DeStefano was out at an activity with her other daughter. She got help from one of the other mothers and, after calls to 911 and DeStefano’s husband, found that Brie was safely intact on her ski trip.

Even after the situation was resolved, DeStefano was in shock. AI had so convincingly replicated her daughter’s voice that she believed every second of the kidnapping scam. Jennifer DeStefano is not the first person to encounter such a situation.

Phone scammers have been using AI to fool unsuspecting targets into thinking a kidnapping has occurred. According to Subbarao Kambhampati, an AI expert at Arizona State University, perpetrators need only three seconds of audio to convincingly reproduce someone’s voice. With larger sample sizes, the accuracy of the reproduction increases.

Oftentimes, predators find their victims and the samples they need on social media. The more a person puts their voice out into the world, the more susceptible they are to people using AI to fake their kidnapping.

For Jennifer and Brie DeStefanos, that was not the case. According to Jennifer, Brie has a very limited online presence; you would be hard-pressed to find her voice on social media. However, Brie does have interviews online where she talks about her achievements in school and sports.
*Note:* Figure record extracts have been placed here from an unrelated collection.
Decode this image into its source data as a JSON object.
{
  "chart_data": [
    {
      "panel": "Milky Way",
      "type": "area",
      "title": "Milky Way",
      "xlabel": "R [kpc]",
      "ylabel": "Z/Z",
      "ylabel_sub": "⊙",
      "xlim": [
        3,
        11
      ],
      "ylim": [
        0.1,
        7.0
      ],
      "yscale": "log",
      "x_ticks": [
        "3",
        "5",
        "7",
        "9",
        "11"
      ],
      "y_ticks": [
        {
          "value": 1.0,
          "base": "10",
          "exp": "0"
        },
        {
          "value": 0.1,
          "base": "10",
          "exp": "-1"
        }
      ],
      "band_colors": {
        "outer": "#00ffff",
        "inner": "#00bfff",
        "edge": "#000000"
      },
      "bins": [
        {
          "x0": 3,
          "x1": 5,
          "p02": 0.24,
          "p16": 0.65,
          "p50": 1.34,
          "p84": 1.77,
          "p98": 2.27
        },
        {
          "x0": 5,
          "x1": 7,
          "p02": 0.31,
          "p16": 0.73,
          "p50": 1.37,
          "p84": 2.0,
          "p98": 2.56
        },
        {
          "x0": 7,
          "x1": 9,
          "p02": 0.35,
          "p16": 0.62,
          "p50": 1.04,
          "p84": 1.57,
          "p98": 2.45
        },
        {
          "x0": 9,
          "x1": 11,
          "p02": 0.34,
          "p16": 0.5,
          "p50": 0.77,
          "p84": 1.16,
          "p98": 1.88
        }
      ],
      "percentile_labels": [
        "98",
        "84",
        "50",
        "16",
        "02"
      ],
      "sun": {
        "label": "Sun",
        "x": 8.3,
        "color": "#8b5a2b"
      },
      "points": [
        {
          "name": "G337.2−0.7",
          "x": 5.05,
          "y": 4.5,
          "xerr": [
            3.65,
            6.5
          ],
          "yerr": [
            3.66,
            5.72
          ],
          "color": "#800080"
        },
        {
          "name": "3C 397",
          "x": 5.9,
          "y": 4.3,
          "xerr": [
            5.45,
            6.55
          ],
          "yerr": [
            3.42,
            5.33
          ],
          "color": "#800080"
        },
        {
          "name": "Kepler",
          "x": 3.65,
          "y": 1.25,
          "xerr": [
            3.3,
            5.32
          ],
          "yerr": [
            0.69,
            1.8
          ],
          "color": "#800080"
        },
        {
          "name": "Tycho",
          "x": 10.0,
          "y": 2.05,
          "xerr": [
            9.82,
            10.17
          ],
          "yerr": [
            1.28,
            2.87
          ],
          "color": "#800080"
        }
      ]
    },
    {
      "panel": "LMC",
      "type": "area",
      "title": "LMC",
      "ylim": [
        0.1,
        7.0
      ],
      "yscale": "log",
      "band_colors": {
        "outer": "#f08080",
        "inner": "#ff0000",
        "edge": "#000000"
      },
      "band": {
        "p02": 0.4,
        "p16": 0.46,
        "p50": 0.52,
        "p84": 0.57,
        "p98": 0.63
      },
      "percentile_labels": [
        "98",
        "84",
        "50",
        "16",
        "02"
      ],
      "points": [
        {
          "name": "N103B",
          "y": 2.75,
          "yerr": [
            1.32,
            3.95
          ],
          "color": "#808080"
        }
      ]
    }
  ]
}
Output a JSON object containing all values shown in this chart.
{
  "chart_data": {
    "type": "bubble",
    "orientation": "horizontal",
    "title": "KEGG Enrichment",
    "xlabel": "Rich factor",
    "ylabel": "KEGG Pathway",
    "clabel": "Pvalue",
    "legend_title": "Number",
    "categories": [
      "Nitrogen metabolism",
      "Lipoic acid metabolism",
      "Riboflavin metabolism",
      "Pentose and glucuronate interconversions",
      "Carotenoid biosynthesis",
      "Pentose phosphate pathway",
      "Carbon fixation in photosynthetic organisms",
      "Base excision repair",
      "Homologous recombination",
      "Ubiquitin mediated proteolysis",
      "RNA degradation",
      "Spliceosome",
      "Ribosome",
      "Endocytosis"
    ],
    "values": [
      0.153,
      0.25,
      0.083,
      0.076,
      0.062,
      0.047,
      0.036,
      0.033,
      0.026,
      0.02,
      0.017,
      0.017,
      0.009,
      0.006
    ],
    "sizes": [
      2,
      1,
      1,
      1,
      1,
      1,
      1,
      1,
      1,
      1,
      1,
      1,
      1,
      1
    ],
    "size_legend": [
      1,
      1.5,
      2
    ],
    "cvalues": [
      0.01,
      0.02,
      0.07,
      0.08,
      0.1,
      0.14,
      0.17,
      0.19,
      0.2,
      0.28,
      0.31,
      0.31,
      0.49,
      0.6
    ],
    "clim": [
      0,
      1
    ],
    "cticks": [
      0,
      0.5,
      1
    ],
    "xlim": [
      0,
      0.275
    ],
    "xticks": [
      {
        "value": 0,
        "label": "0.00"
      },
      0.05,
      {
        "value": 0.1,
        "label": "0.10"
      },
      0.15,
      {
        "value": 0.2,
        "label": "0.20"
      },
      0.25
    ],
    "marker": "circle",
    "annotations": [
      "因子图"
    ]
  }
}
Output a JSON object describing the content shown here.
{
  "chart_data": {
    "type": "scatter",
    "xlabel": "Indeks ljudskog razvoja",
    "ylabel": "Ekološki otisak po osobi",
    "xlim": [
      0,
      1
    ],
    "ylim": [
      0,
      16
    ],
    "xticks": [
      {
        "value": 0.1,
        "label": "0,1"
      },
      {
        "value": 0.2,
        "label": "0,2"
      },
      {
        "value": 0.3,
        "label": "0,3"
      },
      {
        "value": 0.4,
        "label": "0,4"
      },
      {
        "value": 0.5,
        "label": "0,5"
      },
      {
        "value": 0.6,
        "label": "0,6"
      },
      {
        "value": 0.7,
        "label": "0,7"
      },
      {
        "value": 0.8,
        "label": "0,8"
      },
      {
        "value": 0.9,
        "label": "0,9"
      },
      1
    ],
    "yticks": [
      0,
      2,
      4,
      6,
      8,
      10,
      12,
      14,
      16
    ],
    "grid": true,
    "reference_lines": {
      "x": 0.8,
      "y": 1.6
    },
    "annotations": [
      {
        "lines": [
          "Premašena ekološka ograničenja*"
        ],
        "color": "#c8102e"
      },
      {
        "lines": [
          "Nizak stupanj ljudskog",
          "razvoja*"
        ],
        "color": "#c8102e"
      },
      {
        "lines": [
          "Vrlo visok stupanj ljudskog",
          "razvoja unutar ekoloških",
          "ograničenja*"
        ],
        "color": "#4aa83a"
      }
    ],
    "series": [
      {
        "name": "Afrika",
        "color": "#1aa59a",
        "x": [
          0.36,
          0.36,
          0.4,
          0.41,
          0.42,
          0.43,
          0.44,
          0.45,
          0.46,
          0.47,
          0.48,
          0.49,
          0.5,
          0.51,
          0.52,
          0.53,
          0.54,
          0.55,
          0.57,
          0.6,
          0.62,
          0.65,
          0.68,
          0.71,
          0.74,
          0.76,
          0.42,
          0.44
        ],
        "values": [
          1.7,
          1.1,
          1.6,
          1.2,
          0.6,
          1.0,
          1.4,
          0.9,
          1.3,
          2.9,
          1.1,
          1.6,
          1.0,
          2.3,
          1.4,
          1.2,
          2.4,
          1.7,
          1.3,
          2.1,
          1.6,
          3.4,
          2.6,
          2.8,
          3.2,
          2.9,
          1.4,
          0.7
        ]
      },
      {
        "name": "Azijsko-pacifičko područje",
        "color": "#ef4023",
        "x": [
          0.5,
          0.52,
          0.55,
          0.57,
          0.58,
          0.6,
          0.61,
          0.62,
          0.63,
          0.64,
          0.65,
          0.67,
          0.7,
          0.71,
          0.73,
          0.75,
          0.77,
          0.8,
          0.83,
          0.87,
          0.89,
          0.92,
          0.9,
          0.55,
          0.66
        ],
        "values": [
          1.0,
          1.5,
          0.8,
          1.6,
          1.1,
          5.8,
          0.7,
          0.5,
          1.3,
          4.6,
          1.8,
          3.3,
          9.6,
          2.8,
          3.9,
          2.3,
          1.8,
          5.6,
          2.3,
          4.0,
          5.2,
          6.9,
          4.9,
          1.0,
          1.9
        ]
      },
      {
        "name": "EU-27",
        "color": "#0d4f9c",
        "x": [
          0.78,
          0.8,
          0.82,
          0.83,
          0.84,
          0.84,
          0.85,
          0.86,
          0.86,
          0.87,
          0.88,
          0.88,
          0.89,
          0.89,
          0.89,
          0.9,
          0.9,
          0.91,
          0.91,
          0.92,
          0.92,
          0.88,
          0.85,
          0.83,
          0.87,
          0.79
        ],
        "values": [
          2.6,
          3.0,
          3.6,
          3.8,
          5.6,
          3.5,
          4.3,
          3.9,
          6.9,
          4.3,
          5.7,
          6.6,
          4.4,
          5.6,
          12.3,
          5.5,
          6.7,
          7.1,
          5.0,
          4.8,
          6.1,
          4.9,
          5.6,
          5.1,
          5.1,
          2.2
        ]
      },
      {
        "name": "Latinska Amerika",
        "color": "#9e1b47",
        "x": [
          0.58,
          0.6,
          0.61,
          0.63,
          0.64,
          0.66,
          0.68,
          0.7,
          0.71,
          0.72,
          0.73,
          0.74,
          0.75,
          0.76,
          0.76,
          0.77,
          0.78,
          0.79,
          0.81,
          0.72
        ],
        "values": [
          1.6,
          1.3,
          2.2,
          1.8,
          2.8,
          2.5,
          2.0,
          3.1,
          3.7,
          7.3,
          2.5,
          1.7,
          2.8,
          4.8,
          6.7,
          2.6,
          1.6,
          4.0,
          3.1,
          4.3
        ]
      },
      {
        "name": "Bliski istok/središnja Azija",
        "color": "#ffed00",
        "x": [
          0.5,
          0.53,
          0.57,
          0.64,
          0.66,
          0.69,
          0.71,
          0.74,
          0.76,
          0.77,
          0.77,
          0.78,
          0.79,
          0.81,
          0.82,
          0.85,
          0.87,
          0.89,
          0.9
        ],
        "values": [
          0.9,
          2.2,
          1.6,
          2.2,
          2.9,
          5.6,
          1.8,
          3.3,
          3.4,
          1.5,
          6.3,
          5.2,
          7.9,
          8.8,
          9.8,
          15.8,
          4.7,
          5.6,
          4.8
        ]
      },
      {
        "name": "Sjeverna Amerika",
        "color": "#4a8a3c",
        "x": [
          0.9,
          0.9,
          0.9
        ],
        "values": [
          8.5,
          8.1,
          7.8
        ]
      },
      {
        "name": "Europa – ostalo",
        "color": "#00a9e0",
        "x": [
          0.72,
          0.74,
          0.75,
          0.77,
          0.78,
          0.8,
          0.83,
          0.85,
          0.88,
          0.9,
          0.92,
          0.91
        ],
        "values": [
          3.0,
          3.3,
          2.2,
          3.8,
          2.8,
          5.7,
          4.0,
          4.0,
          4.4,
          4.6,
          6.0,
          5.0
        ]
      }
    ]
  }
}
Special Agent Dan Mayo of the FBI’s Phoenix office says that the more information people have about themselves online, the more susceptible they are to these types of scams. However, he also offers tips on how to beat the AI kidnapping scheme.

Anyone who gets a call similar to the one Jennifer DeStefano experienced should ask the kidnapper questions they could not possibly answer without actually having the person they claim to have. An emergency word that family members share with each other can also serve as a confirmation when such a suspicious scenario arises.

Threats like the one made against the DeStefano family have been reported several times recently. As technology evolves, so do those who abuse its power. In the ever-changing world of AI, people will have to take more and more precautions to avoid these dangerous, exploitative situations.